King's Gambit
- Designers: Riot Games
- Publication: September 16, 2020; 5 years ago
- Players: 2 or 4
- Playing time: 10 minutes
- Skills: Memorization

= Tellstones: King's Gambit =

2020 tabletop game

Tellstones: King's Gambit is a 2020 tabletop game created by Riot Games under their Riot Tabletop division. Two or four players take turns placing, swapping, and guessing tokens; the goal of the game is to either guess three tokens correctly or "boast" successfully by correctly guessing all hidden tokens. Developed as part of Riot's expansion into games outside League of Legends, the game is the company's second tabletop product following their 2016 release Mechs vs. Minions. Tellstones was released in September 2020; reviewers praised the game for its presentation and build quality, but criticized its gameplay as short and uninteresting.

== Overview ==

=== Setting ===
Tellstones is set in Runeterra, the fictional universe of the video game League of Legends, and is "based on a traditional game played in the fictional region of Demacia".

=== Gameplay ===
Tellstones is a two- or four-player memory-based game that takes around 10 minutes to play. In the two-player version, the players place down a piece of felt—the "line"—between them on a table. The players take turns instructing each other to place a token (which has a symbol on one side) on the line, flip a token upside down (to hide the token's symbol), or swap the positions of two tokens. A player can challenge their opponent to guess the symbol on an upside-down token in order to score a point; the first player to three points wins the game. They can also use their turn to look at an upside-down token; if their opponent scored a point in the previous turn, they may look at three tokens. Tellstones also has a "boast" mechanic, where a player can claim that they know the symbols of all upside-down tokens on the line. If the player successfully guesses all the tokens, they win the game. If the player cannot name all the tokens, they lose instead. The opponent can challenge the boast with a boast of their own; the first player can avoid the counter-boast by conceding a point.

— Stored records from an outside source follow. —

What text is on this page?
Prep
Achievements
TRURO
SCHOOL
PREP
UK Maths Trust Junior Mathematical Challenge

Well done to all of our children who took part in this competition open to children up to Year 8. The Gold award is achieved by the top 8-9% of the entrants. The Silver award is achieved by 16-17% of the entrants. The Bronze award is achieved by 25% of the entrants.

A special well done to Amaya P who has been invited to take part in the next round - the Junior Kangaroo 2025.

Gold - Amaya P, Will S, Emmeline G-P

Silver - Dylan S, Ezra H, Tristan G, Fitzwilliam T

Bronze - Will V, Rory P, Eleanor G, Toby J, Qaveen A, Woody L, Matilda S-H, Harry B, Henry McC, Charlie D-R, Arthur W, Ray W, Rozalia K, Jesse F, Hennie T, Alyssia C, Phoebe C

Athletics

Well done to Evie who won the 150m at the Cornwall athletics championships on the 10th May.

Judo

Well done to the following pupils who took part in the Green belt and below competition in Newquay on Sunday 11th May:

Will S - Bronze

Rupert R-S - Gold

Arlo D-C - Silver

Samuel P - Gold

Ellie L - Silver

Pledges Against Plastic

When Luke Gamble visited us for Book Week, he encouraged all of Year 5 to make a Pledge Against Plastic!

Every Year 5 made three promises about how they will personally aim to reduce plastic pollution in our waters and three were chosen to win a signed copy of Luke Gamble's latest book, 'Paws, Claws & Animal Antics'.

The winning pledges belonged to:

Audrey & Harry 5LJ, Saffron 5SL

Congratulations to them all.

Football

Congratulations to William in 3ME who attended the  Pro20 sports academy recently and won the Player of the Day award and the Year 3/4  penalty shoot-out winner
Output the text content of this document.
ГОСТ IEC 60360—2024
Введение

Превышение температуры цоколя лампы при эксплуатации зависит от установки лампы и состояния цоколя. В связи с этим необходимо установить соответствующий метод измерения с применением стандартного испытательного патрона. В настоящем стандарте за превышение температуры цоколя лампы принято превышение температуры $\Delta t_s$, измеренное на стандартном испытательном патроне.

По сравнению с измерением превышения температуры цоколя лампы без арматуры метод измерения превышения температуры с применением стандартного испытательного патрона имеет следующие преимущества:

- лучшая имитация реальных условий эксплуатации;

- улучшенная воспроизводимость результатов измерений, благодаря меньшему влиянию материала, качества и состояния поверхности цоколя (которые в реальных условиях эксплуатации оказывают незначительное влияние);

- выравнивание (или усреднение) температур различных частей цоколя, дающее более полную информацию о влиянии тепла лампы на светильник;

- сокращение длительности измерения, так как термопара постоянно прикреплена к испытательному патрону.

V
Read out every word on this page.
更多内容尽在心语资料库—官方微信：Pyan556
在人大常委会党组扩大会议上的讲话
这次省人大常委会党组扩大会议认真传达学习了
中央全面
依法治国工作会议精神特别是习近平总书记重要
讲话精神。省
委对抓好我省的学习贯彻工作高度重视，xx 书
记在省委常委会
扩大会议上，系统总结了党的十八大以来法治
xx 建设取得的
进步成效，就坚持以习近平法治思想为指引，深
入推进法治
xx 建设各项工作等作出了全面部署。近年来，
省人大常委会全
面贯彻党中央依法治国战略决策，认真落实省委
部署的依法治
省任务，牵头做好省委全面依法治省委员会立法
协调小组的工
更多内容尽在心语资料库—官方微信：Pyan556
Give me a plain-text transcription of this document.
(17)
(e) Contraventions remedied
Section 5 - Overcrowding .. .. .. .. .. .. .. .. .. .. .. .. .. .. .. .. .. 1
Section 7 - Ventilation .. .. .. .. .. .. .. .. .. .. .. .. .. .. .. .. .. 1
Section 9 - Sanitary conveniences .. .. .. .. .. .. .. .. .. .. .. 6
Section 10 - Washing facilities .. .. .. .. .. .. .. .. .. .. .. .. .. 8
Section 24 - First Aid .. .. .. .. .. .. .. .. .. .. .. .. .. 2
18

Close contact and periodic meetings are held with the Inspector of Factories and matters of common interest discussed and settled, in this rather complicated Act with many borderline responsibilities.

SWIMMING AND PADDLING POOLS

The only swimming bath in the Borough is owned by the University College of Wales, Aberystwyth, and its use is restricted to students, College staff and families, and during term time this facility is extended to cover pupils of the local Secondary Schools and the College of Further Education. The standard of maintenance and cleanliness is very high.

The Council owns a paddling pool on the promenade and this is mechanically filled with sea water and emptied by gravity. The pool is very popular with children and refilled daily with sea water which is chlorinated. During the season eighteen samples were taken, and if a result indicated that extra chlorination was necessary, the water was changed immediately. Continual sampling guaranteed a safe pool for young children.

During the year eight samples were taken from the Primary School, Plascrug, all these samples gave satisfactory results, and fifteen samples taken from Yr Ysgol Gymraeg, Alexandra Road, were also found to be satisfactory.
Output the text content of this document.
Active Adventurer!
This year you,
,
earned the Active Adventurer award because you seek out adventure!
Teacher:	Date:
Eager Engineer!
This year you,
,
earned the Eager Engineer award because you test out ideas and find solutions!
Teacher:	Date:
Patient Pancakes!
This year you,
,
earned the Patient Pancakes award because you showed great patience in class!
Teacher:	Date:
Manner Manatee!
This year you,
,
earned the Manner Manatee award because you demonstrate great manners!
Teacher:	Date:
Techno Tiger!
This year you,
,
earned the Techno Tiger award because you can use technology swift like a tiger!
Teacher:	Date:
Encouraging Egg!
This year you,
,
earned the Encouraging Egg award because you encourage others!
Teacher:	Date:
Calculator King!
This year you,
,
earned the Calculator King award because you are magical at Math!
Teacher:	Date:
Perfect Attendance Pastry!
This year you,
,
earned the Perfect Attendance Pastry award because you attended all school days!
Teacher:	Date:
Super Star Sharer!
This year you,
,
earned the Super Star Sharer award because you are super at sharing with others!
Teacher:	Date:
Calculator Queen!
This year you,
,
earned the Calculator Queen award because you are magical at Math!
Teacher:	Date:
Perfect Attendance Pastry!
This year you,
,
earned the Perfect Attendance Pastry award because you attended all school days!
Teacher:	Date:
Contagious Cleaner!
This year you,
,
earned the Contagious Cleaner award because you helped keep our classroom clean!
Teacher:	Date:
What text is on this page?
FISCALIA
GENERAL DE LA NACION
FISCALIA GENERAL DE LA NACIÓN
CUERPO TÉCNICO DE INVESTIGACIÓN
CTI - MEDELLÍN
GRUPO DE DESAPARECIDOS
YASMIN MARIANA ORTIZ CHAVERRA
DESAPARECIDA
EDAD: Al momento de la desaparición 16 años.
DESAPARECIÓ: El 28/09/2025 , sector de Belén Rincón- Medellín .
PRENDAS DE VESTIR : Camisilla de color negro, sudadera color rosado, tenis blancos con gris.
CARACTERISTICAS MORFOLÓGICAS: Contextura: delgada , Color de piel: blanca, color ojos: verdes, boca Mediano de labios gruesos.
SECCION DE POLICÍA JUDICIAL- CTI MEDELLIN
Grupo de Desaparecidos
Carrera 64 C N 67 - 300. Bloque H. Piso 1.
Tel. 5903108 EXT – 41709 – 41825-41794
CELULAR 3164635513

In the four-player version, players are divided into two teams: two players, one from each team, sit on each side of the line. Players take turns in a counter-clockwise order, and during their turn instruct their opponent to the left. When a team boasts, its members take turns guessing the upside-down tokens.

== Development ==
To promote the fictional universe of their video game League of Legends, the video game company Riot Games released numerous League of Legends-related projects and games throughout 2019 and 2020. Included within this goal was the company's expansion into tabletop game development. Following Riot's success with their first tabletop game in 2016, Mechs vs. Minions, the company announced the creation of a new internal studio in January 2020, Riot Tabletop, that would develop further tabletop games. Chris Cantrell, the creative director for the studio, said he came up with the core gameplay idea of Tellstones at Gen Con 2017. Cantrell "decided to differentiate the game" by providing "heirloom quality" game pieces. The studio tried to tie the game into League of Legends by working around what Demacian symbols might look like and represent.

Tellstones was released on September 16, 2020; its release was slightly delayed due to the COVID-19 pandemic.

== Reception ==
Reviewers praised the game's presentation and build quality, but criticized the game as short and uninteresting. Charlie Hall of Polygon praised the presentation and game pieces as "exceptional", and described the game as "solid" but "one-note and awfully short". Kotaku's Luke Plunkett complimented the build quality as "premium" but expressed confusion with the game, opining that it "just feels fast and disposable, like a playground game or a round of poker". The game was criticized as "a chore to play" by Alex Meehan of Dicebreaker, who argued that Tellstones's gameplay was uninteresting because of the lack of any mechanics beyond its memory-based components. Plunkett asserted that the game had little connections to the League of Legends narrative universe, while Hall considered the game "barebones" compared to its predecessor Mechs vs. Minions.